Arabica coffee futures trading on ICE settled up a shade Monday, in a sleepy session supported by short-term investors and the weak dollar, traders said."A lot of people are waiting to see when and if the spread will break and move wider, it's still unusually narrow for this time of year," one coffee trader said.
The benchmark ICE July contract settled up 0.20 cent at $1.3345, in a trading range from $1.3285 to $1.347. The market trades until 3:15 pm EDT (1915). By 2:59 pm the July contract was up 0.10 cent at $1.3335. The rest ranged from 0.05 to 1.10 cents higher. Position rolling out of the May contract into the July contract was light ahead of the spot month's first notice day April 22, traders said.

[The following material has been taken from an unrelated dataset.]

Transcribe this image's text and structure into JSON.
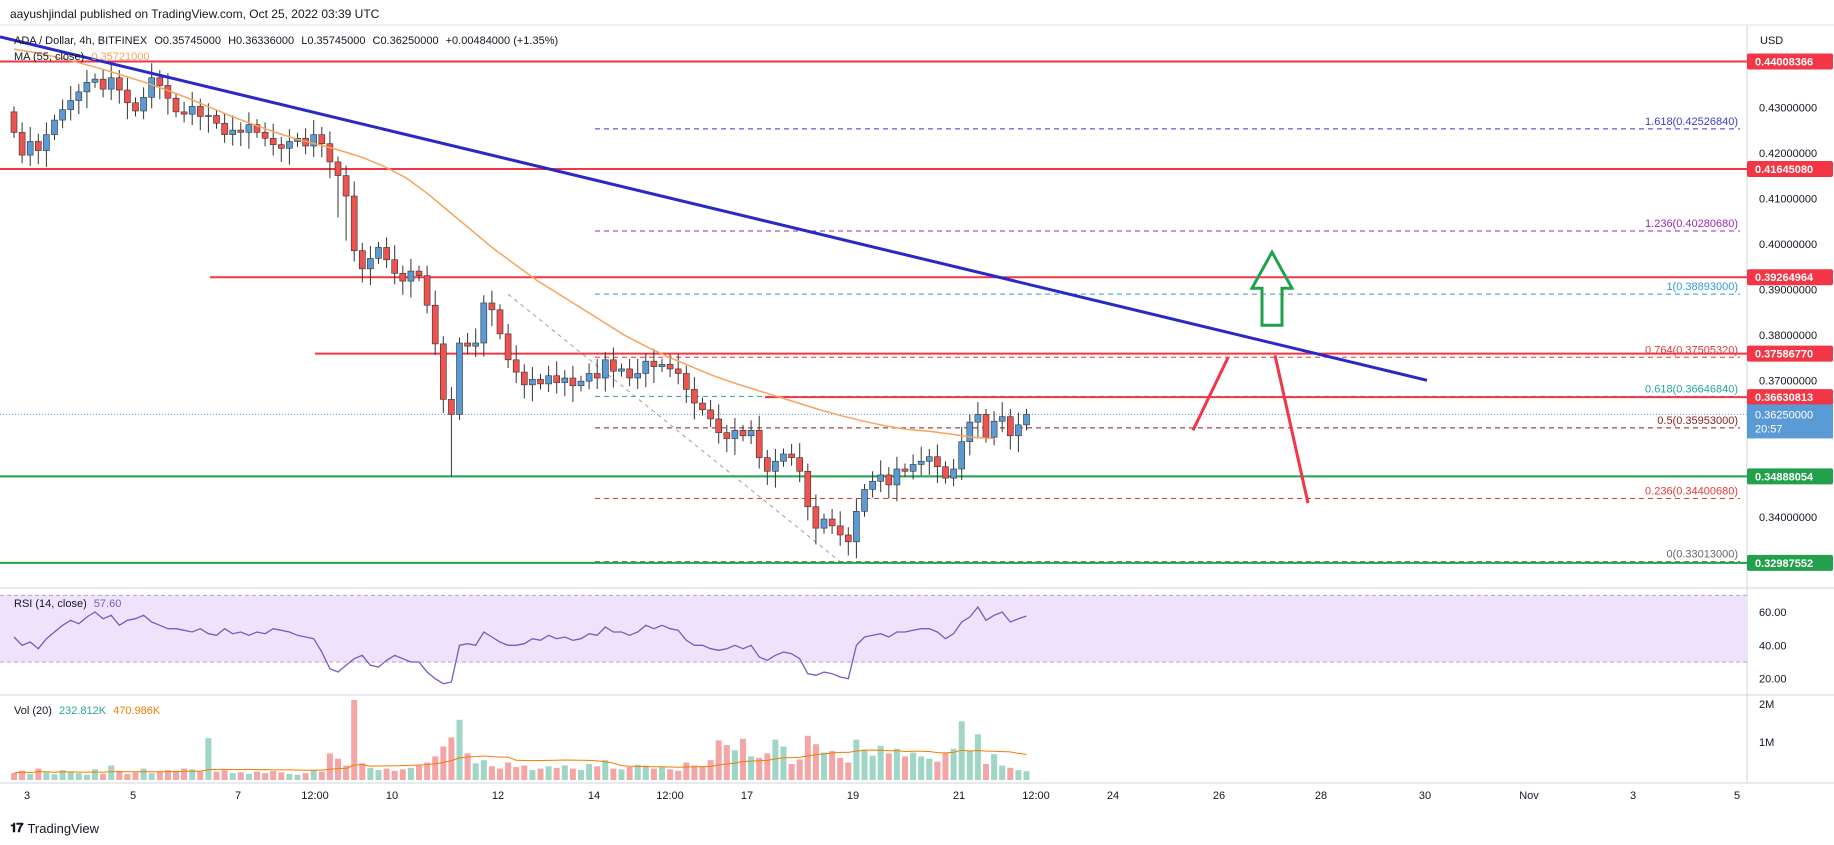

Open interest for the May contract sat at 47,434 contracts as of April 11, with July at 74,940 lots, exchange data showed. The dollar fell during the trading day, off its earlier gains, after a surprise quarterly loss at the fourth-largest US bank added bearish sentiment to the dollar.
The weaker greenback makes dollar-traded coffee futures more attractive to investors holding other commodities. "The technical aspect of the market is telling us the (coffee) market is in consolidation mode," one trader said about the day's tight trading range.
On the London International Financial Futures Exchange (Liffe), robusta coffee futures trade was mixed on light investor selling while the stronger dollar also weighed on the market. The Liffe July contract closed down $2 at $2,268 a tonne, in dealings from $2,253 to $2,279.
On Friday, 38,083 arabica futures contracts traded on ICE while open interest jumped 5,808 lots at 172,957 lots. In a weekly report released Friday, the US Commodity Futures Trading Commission showed noncommercials held a net long position of 22,358 lots in the week ending April 8, compared to the week-ago figure at 23,511 contracts.